Author : Pamela Munster
Publisher : Hachette UK
Page : 187 pages
File Size : 12,56 MB
Release : 2018-09-25
Category : Biography & Autobiography
ISBN : 1615195149
From a woman who’s made her living researching breast cancer—and who lived through it herself—a personal yet practical guide to the medical and emotional facets of this life-changing diagnosis A leading oncologist at the University of California San Francisco, Dr. Pamela Munster has advised thousands of women on how to cope with the realities of breast cancer, from diagnosis through treatment and recovery. But her world turned upside down when, at forty-eight years old and in otherwise perfect health, she got a call saying that her own mammogram showed “irregularities.” That single word thrust her into a wholly new role—as patient, and not only that of cancer but of the feared BRCA gene mutation as well. Suddenly, she realized that being a true “expert” in a disease was far beyond the scope of her medical training, and that she had a lot to learn if she wanted to hold onto her precious life. Weaving together her personal story with groundbreaking research on BRCA—responsible for breast cancer and many other inherited cancers affecting both women and men—Twisting Fate is an inspiring guide to living with the uncertainties of cancer. With authority, insight, and compassion, Dr. Munster uses her voice to create a safe space for genuine healing and honesty in a world otherwise too-often dominated by fear—and she is living proof of how important it is to embrace all the twists and turns of fate.
Author :
Publisher :
Page : 316 pages
File Size : 38,96 MB
Release : 1976
Category :
ISBN :
Author : Quinn Grundy
Publisher : Johns Hopkins University Press
Page : 179 pages
File Size : 23,31 MB
Release : 2018-11-15
Category : Medical
ISBN : 1421426757
How sales representatives from Big Pharma and other healthcare companies circumvent public and regulatory scrutiny by forging relationships with nurses. Awarded second place in the 2019 AJN Book of the Year Award in the Professional Issues Category by the American Journal of Nursing It was once common for pharmaceutical companies and medical device makers to treat doctors to lavish vacations or give them new cars; companies would do virtually anything to buy influence so that their medications or devices would be used in a doctor’s office or hospital.
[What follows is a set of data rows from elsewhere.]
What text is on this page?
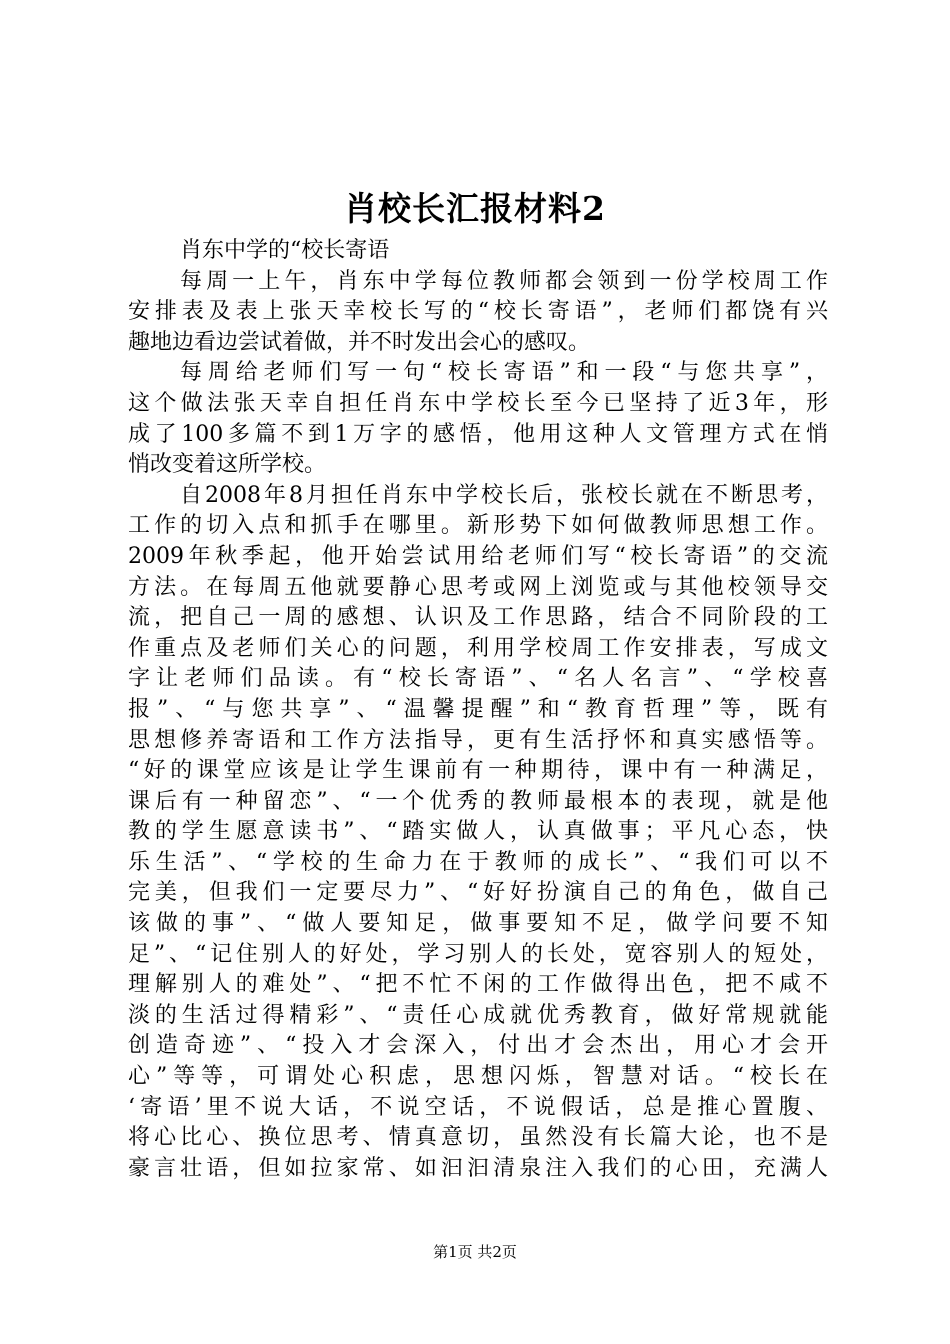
肖校长汇报材料2
肖东中学的“校长寄语
每周一上午，肖东中学每位教师都会领到一份学校周工作
安排表及表上张天幸校长写的“校长寄语”，老师们都饶有兴
趣地边看边尝试着做，并不时发出会心的感叹。
每周给老师们写一句“校长寄语”和一段“与您共享”，
这个做法张天幸自担任肖东中学校长至今已坚持了近3年，形
成了100多篇不到1万字的感悟，他用这种人文管理方式在悄
悄改变着这所学校。
自2008年8月担任肖东中学校长后，张校长就在不断思考，
工作的切入点和抓手在哪里。新形势下如何做教师思想工作。
2009年秋季起，他开始尝试用给老师们写“校长寄语”的交流
方法。在每周五他就要静心思考或网上浏览或与其他校领导交
流，把自己一周的感想、认识及工作思路，结合不同阶段的工
作重点及老师们关心的问题，利用学校周工作安排表，写成文
字让老师们品读。有“校长寄语”、“名人名言”、“学校喜
报”、“与您共享”、“温馨提醒”和“教育哲理”等，既有
思想修养寄语和工作方法指导，更有生活抒怀和真实感悟等。
“好的课堂应该是让学生课前有一种期待，课中有一种满足，
课后有一种留恋”、“一个优秀的教师最根本的表现，就是他
教的学生愿意读书”、“踏实做人，认真做事；平凡心态，快
乐生活”、“学校的生命力在于教师的成长”、“我们可以不
完美，但我们一定要尽力”、“好好扮演自己的角色，做自己
该做的事”、“做人要知足，做事要知不足，做学问要不知
足”、“记住别人的好处，学习别人的长处，宽容别人的短处，
理解别人的难处”、“把不忙不闲的工作做得出色，把不咸不
淡的生活过得精彩”、“责任心成就优秀教育，做好常规就能
创造奇迹”、“投入才会深入，付出才会杰出，用心才会开
心”等等，可谓处心积虑，思想闪烁，智慧对话。“校长在
‘寄语’里不说大话，不说空话，不说假话，总是推心置腹、
将心比心、换位思考、情真意切，虽然没有长篇大论，也不是
豪言壮语，但如拉家常、如汩汩清泉注入我们的心田，充满人
第1页 共2页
But with growing public scrutiny of kickbacks to doctors, the huge giveaways have disappeared. In Infiltrating Healthcare, Quinn Grundy shows that sales representatives are working instead behind the scenes. It is to nurses that these companies now market. Nurses, Grundy argues, are the perfect target for sales reps: their work is largely invisible and frequently undervalued, yet they wield a great deal of influence over treatment and purchasing decisions. Furthermore, there are no legal restrictions on marketing to most nurses. Grundy describes how, under the guise of education or product support, and through gifts and free samples, sales representatives influence nurses in the course of day-to-day clinical practice. Grundy argues that the very presence of sales reps in operating rooms, purchasing committee meetings, and patient care units blurs the boundaries between patient care and medical sales. Helpfully, she also describes ways that nurses can be aware of (and resistant to) their influence. Infiltrating Healthcare is a call to action to protect the clinical spaces where we are at our most vulnerable—and the decisions that take place there—from the pursuit of profit at any cost. This is a timely book that shines a light on a practice that often goes unseen, and which has tangible implications for healthcare policy and practice.